I think of the “be a tree” approach as the most effective way to deal with a dog showing signs of aggression. But, anecdotally, most of the stories I’ve heard of children being bitten by dogs involved doing inappropriate thing with dogs in their own home (one bite occurred after a child performed a rectal insertion on his dog; another occurred after tightly squeezing and hugging a dog).
That said, teaching kids about reading dog body language and just what is the right way to treat a dog you love would be a good start.
Thanks for passing this on. I have several Animal Cafe interview to get caught up on. I guess the list just got longer. I’ve gotta get an iPod.
I have seen such research — but, again, the numbers are very hard to track because not all bites are reported and not all bites are created equal. And you’re absolutely right, the majority of children are bitten at home by the family dog, often of a so-called gentle breed, though I doubt — at least I hope! — rectal insertion isn’t as common as hugging. Far too many adults don’t realize how important supervision is, especially with kids under 5.
This program is designed for encounters with unfamiliar dogs. As you’ll hear from the podcast — just start with this one, pre-iPod! — kids often miss signs of stress that then escalate into aggression, such as yawning and lip-licking. So it’s not only good for dogs showing signs of aggression but also dogs that are frightened and don’t want to be approached.
This sounds like there will be a lot of very important information. What a great program. There needs to be more people thinking of ways to actively prevent dog bites from happening in the first place, instead of just blaming and banning the dogs after they do.
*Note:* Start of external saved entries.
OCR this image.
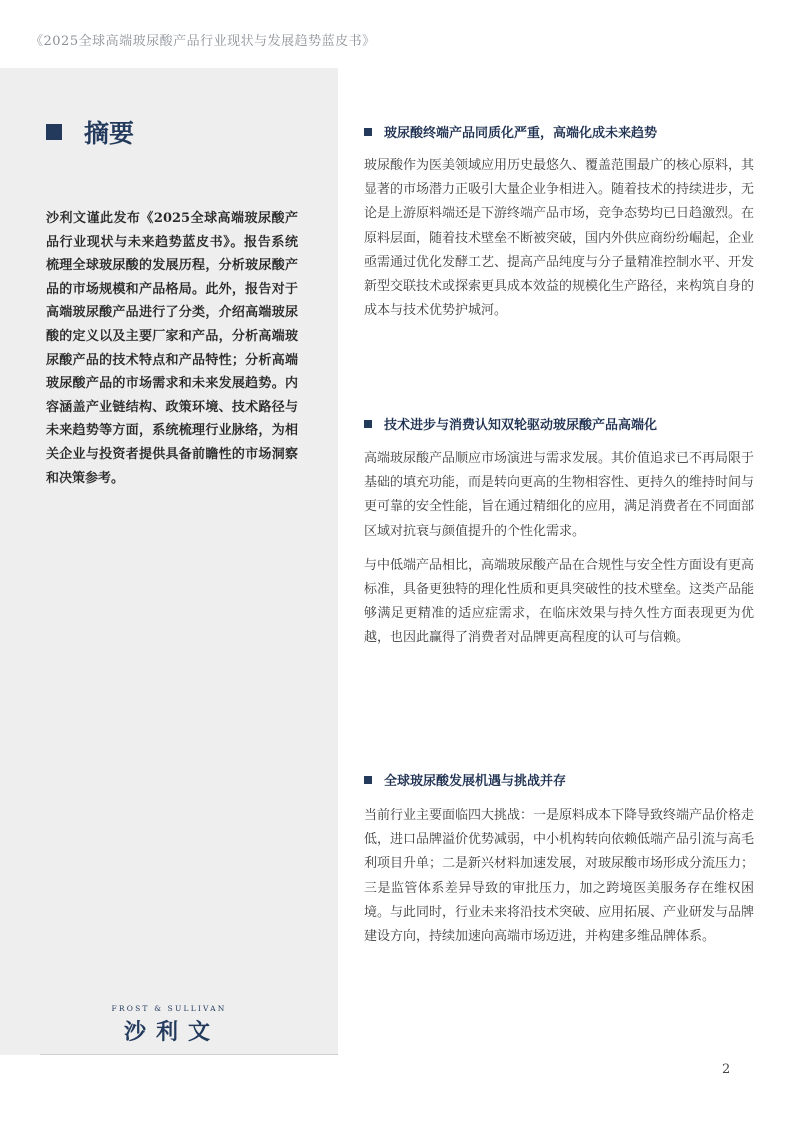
《2025全球高端玻尿酸产品行业现状与发展趋势蓝皮书》
摘要

沙利文谨此发布《2025全球高端玻尿酸产品行业现状与未来趋势蓝皮书》。报告系统梳理全球玻尿酸的发展历程，分析玻尿酸产品的市场规模和产品格局。此外，报告对于高端玻尿酸产品进行了分类，介绍高端玻尿酸的定义以及主要厂家和产品，分析高端玻尿酸产品的技术特点和产品特性；分析高端玻尿酸产品的市场需求和未来发展趋势。内容涵盖产业链结构、政策环境、技术路径与未来趋势等方面，系统梳理行业脉络，为相关企业与投资者提供具备前瞻性的市场洞察和决策参考。

FROST & SULLIVAN
沙利文
玻尿酸终端产品同质化严重，高端化成未来趋势

玻尿酸作为医美领域应用历史最悠久、覆盖范围最广的核心原料，其显著的市场潜力正吸引大量企业争相进入。随着技术的持续进步，无论是上游原料端还是下游终端产品市场，竞争态势均已日趋激烈。在原料层面，随着技术壁垒不断被突破，国内外供应商纷纷崛起，企业亟需通过优化发酵工艺、提高产品纯度与分子量精准控制水平、开发新型交联技术或探索更具成本效益的规模化生产路径，来构筑自身的成本与技术优势护城河。

技术进步与消费认知双轮驱动玻尿酸产品高端化

高端玻尿酸产品顺应市场演进与需求发展。其价值追求已不再局限于基础的填充功能，而是转向更高的生物相容性、更持久的维持时间与更可靠的安全性能，旨在通过精细化的应用，满足消费者在不同面部区域对抗衰与颜值提升的个性化需求。

与中低端产品相比，高端玻尿酸产品在合规性与安全性方面设有更高标准，具备更独特的理化性质和更具突破性的技术壁垒。这类产品能够满足更精准的适应症需求，在临床效果与持久性方面表现更为优越，也因此赢得了消费者对品牌更高程度的认可与信赖。

全球玻尿酸发展机遇与挑战并存

当前行业主要面临四大挑战：一是原料成本下降导致终端产品价格走低，进口品牌溢价优势减弱，中小机构转向依赖低端产品引流与高毛利项目升单；二是新兴材料加速发展，对玻尿酸市场形成分流压力；三是监管体系差异导致的审批压力，加之跨境医美服务存在维权困境。与此同时，行业未来将沿技术突破、应用拓展、产业研发与品牌建设方向，持续加速向高端市场迈进，并构建多维品牌体系。

2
Just stopped a toddler from coming up to Rufus yesterday on his evening walk. The toddler was with his mum who asked if it was okay to pat him, then didn’t bother to wait for my answer. The toddler started running up to Rufus from behind. I instantly blocked him and told the mum Rufus was very old, arthritic and could be grumpy, which made her hastily pull her child back. I then had to spend another few minutes assuring her he was not a vicious dog but it just wasn’t a good idea for kids to rush up to strange dogs, especially if the kid’s head could fit into the dog’s mouth. Then of course, I had to make sure the toddler wouldn’t grow up afraid of big dogs and had to take his hand and gently put it on Rufus. I could see the mum wasnt too pleased with my reaction and “lecture”. ARRRGH. That’s all I can say, after years of this silly behavior.
Ay, yi, yi! It’s not easy having to be an ambassador for dogs in general and your dog in particular. Kids are always trying to run up and pet Frankie, who hides behind me. I always try to explain that rushing at dogs, even small ones, is a terrible idea. I know it doesn’t sink in. The takeaway lesson, given by Frankie, is that you can easily scare small dogs.
I like the idea of teaching children how to behave when around any dog, Be The Tree, is easy for kids to do, and is very effective for keeping dogs from feeling cornered or stressed.